I believe that there is now far too much emphasis on short-term decision-making, which works against long-term investments in our energy infrastructure. New nuclear power stations are the obvious example.
The costs of investments can be quantified with some certainty, but the likely benefits are much more uncertain. Carbon capture and storage projects are a good example of that. Consequently, the private sector in most countries, including Scotland, is very reluctant to invest in the projects which governments wish to encourage.
There is little evidence of global warming in the north of Scotland as I write this column. December and January seem to have been the coldest in years.
The skiers may be pleased, but not us diehard football supporters.
What sense is there in having distinct policies in Scotland when there are lukewarm attitudes from much more important countries such as the US and China?

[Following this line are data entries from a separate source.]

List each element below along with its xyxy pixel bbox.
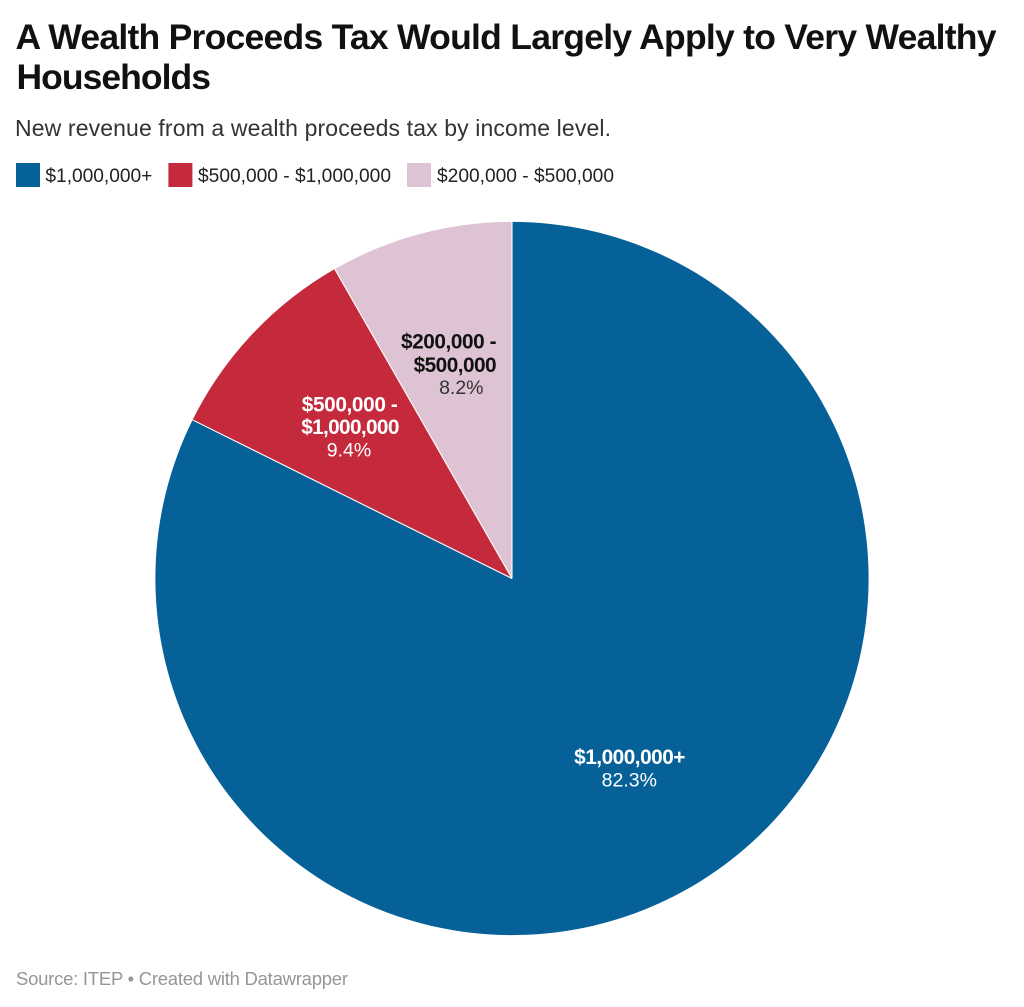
- svg-text:New revenue from a wealth proc: New revenue from a wealth proceeds tax b…: [15, 115, 611, 141]
- svg-text:Households: Households: [17, 57, 212, 97]
- svg-text:$500,000: $500,000: [414, 354, 497, 377]
- svg-text:$1,000,000: $1,000,000: [301, 416, 399, 439]
- svg-text:$1,000,000+: $1,000,000+: [45, 166, 152, 187]
- svg-text:9.4%: 9.4%: [327, 439, 371, 461]
- svg-text:$200,000 -: $200,000 -: [401, 331, 497, 354]
- svg-text:$500,000 -: $500,000 -: [302, 393, 398, 416]
- svg-text:A Wealth Proceeds Tax Would La: A Wealth Proceeds Tax Would Largely Appl…: [16, 17, 997, 57]
- svg-text:$200,000 - $500,000: $200,000 - $500,000: [437, 166, 614, 187]
- svg-text:8.2%: 8.2%: [439, 377, 483, 399]
- svg-text:$1,000,000+: $1,000,000+: [574, 746, 685, 769]
- svg-text:82.3%: 82.3%: [602, 769, 657, 791]
- svg-text:Source: ITEP • Created with Da: Source: ITEP • Created with Datawrapper: [16, 968, 348, 989]
- svg-text:$500,000 - $1,000,000: $500,000 - $1,000,000: [198, 166, 391, 187]
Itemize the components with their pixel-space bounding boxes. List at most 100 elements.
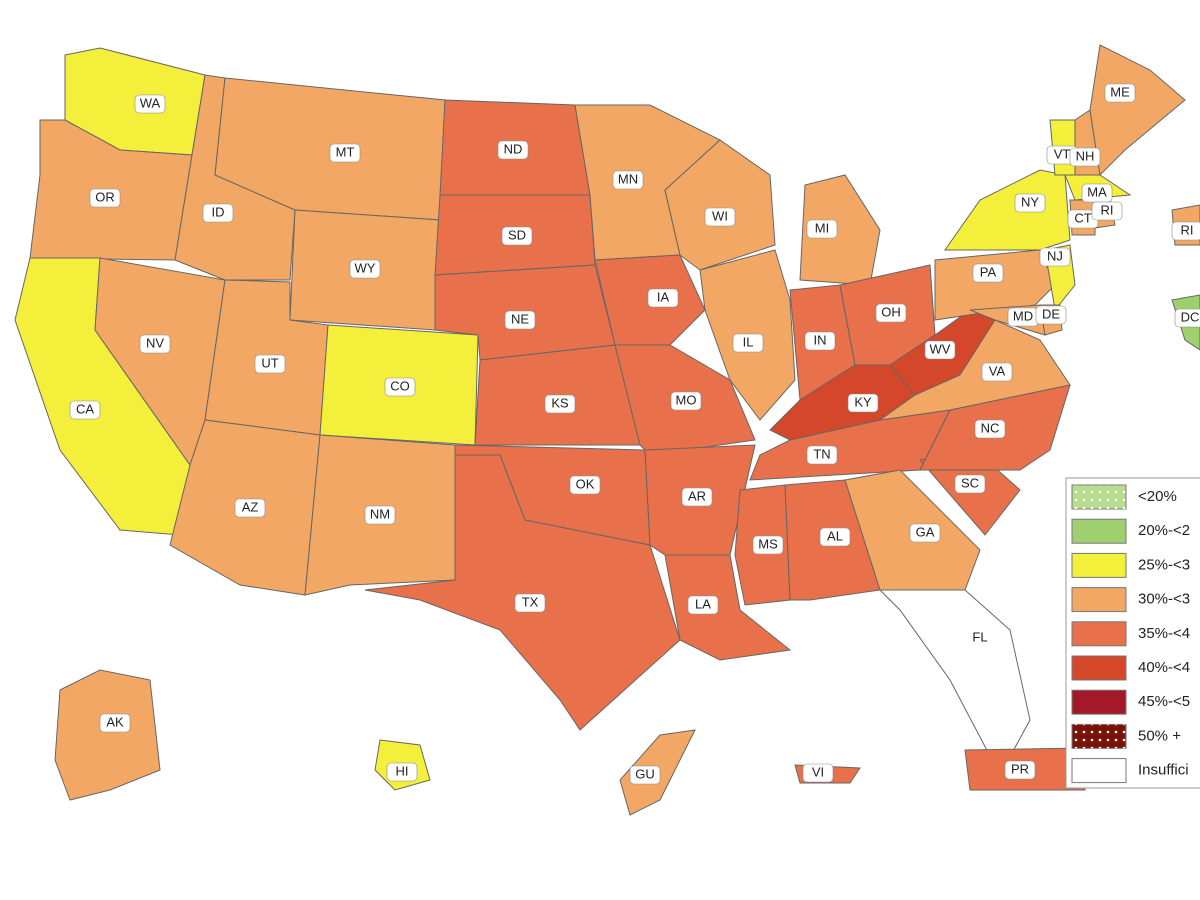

Can we lead by example? Is there merit in our being virtuous?
Well, maybe, but as an economist, I would prefer us to have climate-change policies that are actually implementable and effective. International agreement is obviously very difficult, as demonstrated by both Kyoto and Copenhagen, but must be sought. If not, the virtuous countries will lose out.
An obvious example is the location of industries with high CO emissions. Worldwide, they would inevitably gravitate to countries such as China and India, as steel is already doing. Within Europe, the trend would be towards eastern European countries such as Poland and Romania.
Scotland cannot be immune from such trends, so a radically different approach is required. We need to be much more realistic about renewable energy and climate-change investments.